As you can see in figure 16 there are five axial polygons; two triangular polygons, two quadrilateral polygons and one hexagonal polygon. We should start from two identical triangular polygons.
What is particularly interesting about them is that one of their sides is not active, there is a gap between circles D-F and A-I. Normally, such a situation is not allowed unless this polygon side is on the paper edge. In our case, there is no doubt that polygon sides are on the paper edges so both polygons can be considered valid axial polygons. Being aware of that, we can without further due implement rabbit ear molecules, as it is shown in figure 17.
Quadrilateral polygons are much more interesting because their solution is not known in advance. We have to gradually reduce the polygon until one of the reduced paths becomes active. The reduction procedure is shown in figure 18.
The procedure is carried on until the reduced path between circles B and D becomes active. The quadrilateral polygon is then divided into two triangular polygons for which solution is known; rabbit ear. I don’t think I have to point out that an identical procedure applies to the other quadrilateral polygon too.
Finally, we come to the most complicated part. To be honest, hexagonal polygons are not that complicated either since only what you have to do is to follow the procedure. After all the procedure is very simple, you have to gradually reduce the axial polygon until one of the reduced paths becomes active. That is all.
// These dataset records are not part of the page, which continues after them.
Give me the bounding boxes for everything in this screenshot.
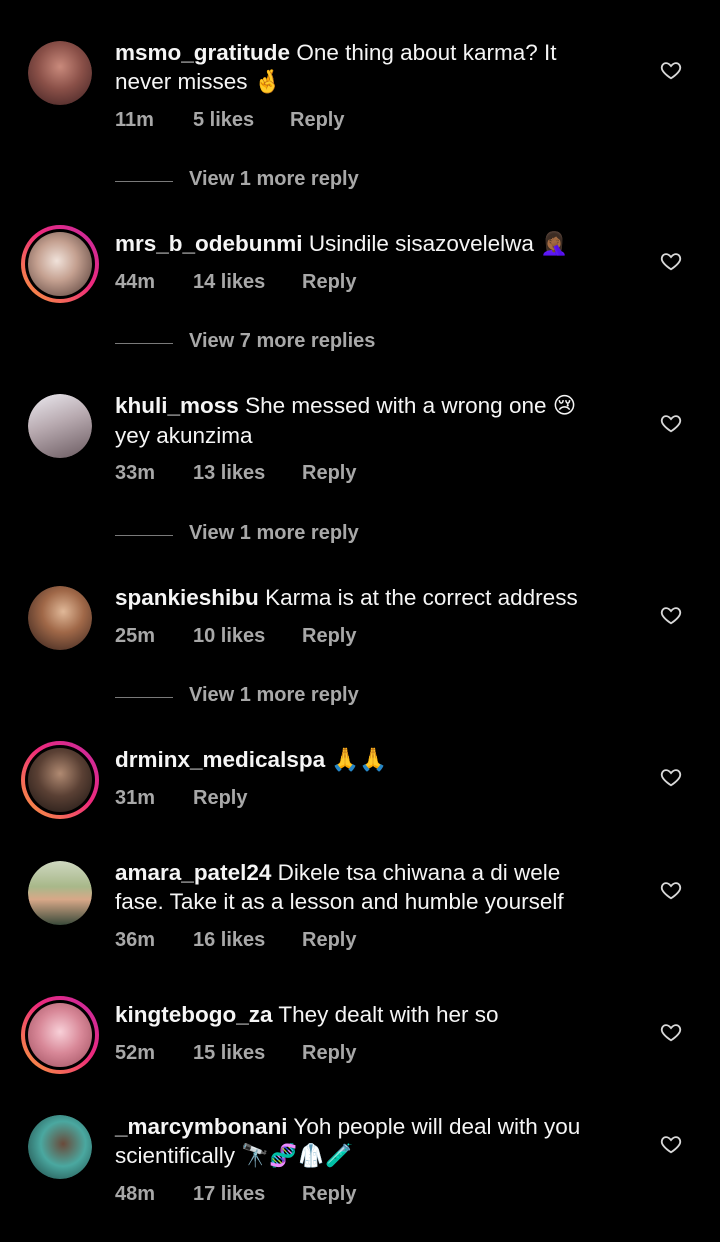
avatar-story-ring[interactable] (21, 225, 99, 303)
comment-time: 25m (115, 625, 156, 647)
comment-time: 31m (115, 787, 156, 809)
comment-username[interactable]: khuli_moss (115, 393, 239, 418)
comment-text: _marcymbonani Yoh people will deal with … (115, 1112, 615, 1171)
reply-button[interactable]: Reply (302, 271, 356, 294)
comment-username[interactable]: spankieshibu (115, 585, 259, 610)
comment-username[interactable]: kingtebogo_za (115, 1002, 273, 1027)
avatar-ring-gap (25, 745, 95, 815)
view-replies-label[interactable]: View 1 more reply (189, 522, 359, 545)
comment-username[interactable]: _marcymbonani (115, 1114, 288, 1139)
avatar-image (28, 394, 92, 458)
avatar-image (28, 232, 92, 296)
reply-button[interactable]: Reply (302, 1042, 356, 1065)
comment-likes[interactable]: 17 likes (193, 1183, 265, 1206)
view-replies-label[interactable]: View 7 more replies (189, 330, 375, 353)
like-heart-icon[interactable] (660, 766, 682, 788)
avatar-story-ring[interactable] (21, 996, 99, 1074)
reply-button[interactable]: Reply (302, 625, 356, 648)
avatar[interactable] (28, 41, 92, 105)
avatar-image (28, 748, 92, 812)
avatar-image (28, 1115, 92, 1179)
comment-emoji: 🤦🏾‍♀️ (540, 231, 569, 257)
comment-likes[interactable]: 13 likes (193, 462, 265, 485)
comment-username[interactable]: msmo_gratitude (115, 40, 290, 65)
comment-likes[interactable]: 5 likes (193, 109, 254, 132)
like-heart-icon[interactable] (660, 879, 682, 901)
avatar-ring-gap (25, 229, 95, 299)
comment-text: mrs_b_odebunmi Usindile sisazovelelwa 🤦🏾… (115, 229, 615, 259)
comments-feed: msmo_gratitude One thing about karma? It… (0, 0, 720, 1242)
comment-likes[interactable]: 15 likes (193, 1042, 265, 1065)
comment-emoji: 🔭🧬🥼🧪 (241, 1143, 354, 1169)
reply-thread-line (115, 343, 173, 344)
view-replies-label[interactable]: View 1 more reply (189, 684, 359, 707)
avatar-ring-gap (25, 1000, 95, 1070)
view-replies-label[interactable]: View 1 more reply (189, 168, 359, 191)
avatar-image (28, 586, 92, 650)
comment-likes[interactable]: 10 likes (193, 625, 265, 648)
comment-username[interactable]: drminx_medicalspa (115, 747, 325, 772)
view-more-replies[interactable]: View 1 more reply (115, 168, 515, 194)
reply-button[interactable]: Reply (302, 462, 356, 485)
comment-likes[interactable]: 16 likes (193, 929, 265, 952)
comment-time: 33m (115, 462, 156, 484)
comment-emoji: 🤞 (253, 69, 282, 95)
comment-body: She messed with a wrong one (245, 393, 547, 418)
like-heart-icon[interactable] (660, 412, 682, 434)
comment-time: 48m (115, 1183, 156, 1205)
comment-text: spankieshibu Karma is at the correct add… (115, 583, 615, 612)
reply-button[interactable]: Reply (302, 929, 356, 952)
comment-time: 36m (115, 929, 156, 951)
reply-button[interactable]: Reply (193, 787, 247, 810)
view-more-replies[interactable]: View 7 more replies (115, 330, 515, 356)
comment-username[interactable]: mrs_b_odebunmi (115, 231, 303, 256)
comment-time: 52m (115, 1042, 156, 1064)
avatar-story-ring[interactable] (21, 741, 99, 819)
avatar[interactable] (28, 861, 92, 925)
like-heart-icon[interactable] (660, 59, 682, 81)
view-more-replies[interactable]: View 1 more reply (115, 522, 515, 548)
view-more-replies[interactable]: View 1 more reply (115, 684, 515, 710)
comment-text: kingtebogo_za They dealt with her so (115, 1000, 615, 1029)
comment-body: They dealt with her so (278, 1002, 499, 1027)
avatar-image (28, 861, 92, 925)
comment-time: 44m (115, 271, 156, 293)
like-heart-icon[interactable] (660, 1133, 682, 1155)
comment-text: amara_patel24 Dikele tsa chiwana a di we… (115, 858, 615, 916)
avatar[interactable] (28, 586, 92, 650)
reply-thread-line (115, 181, 173, 182)
comment-emoji: 😢 (552, 393, 577, 419)
like-heart-icon[interactable] (660, 604, 682, 626)
comment-username[interactable]: amara_patel24 (115, 860, 271, 885)
comment-likes[interactable]: 14 likes (193, 271, 265, 294)
reply-thread-line (115, 697, 173, 698)
comment-time: 11m (115, 109, 154, 131)
avatar[interactable] (28, 1115, 92, 1179)
comment-body: Usindile sisazovelelwa (308, 231, 534, 256)
avatar[interactable] (28, 394, 92, 458)
comment-text: drminx_medicalspa 🙏🙏 (115, 745, 615, 775)
comment-text: msmo_gratitude One thing about karma? It… (115, 38, 615, 97)
avatar-image (28, 1003, 92, 1067)
reply-thread-line (115, 535, 173, 536)
reply-button[interactable]: Reply (290, 109, 344, 132)
comment-body: Karma is at the correct address (265, 585, 578, 610)
comment-emoji: 🙏🙏 (331, 747, 388, 773)
avatar-image (28, 41, 92, 105)
comment-body-continued: yey akunzima (115, 423, 253, 448)
like-heart-icon[interactable] (660, 250, 682, 272)
like-heart-icon[interactable] (660, 1021, 682, 1043)
reply-button[interactable]: Reply (302, 1183, 356, 1206)
comment-text: khuli_moss She messed with a wrong one 😢… (115, 391, 615, 450)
When the reduced path between two central circles becomes active, the reduced hexagonal polygon is divided into two quadrilateral polygons. Solution for any quadrilateral polygon is already explained so I would not go into details. After all, our example is the standard one in which reduction of the polygon leads to the creation of two triangular polygons and implementation of rabbit ear molecules.
By solving hexagonal polygon, and by applying the mountain-valley assignment, the final crease pattern is obtained. If you look at the crease pattern in figure 21, you will realize that it is not very complicated, since the number of creases is relatively small. Such a configuration is by all means desirable. Unfortunately, the base obtained by implementing universal molecule is in most cases odd looking. The base is unusually wide. A quick look at the hinge polygons will show you the reason.
If you look at the flap B hinge polygon, you will see that the polygon itself is of very unusual shape. Exactly that odd polygon shape gives the flap B such an unusual width.
The base is deliberately designed in such a way that a large partition of the paper is empty. Since no paper can be left unused some hinge polygons are inflated to occupy that space, leading to the unusually wide flaps. Flap E is a good example.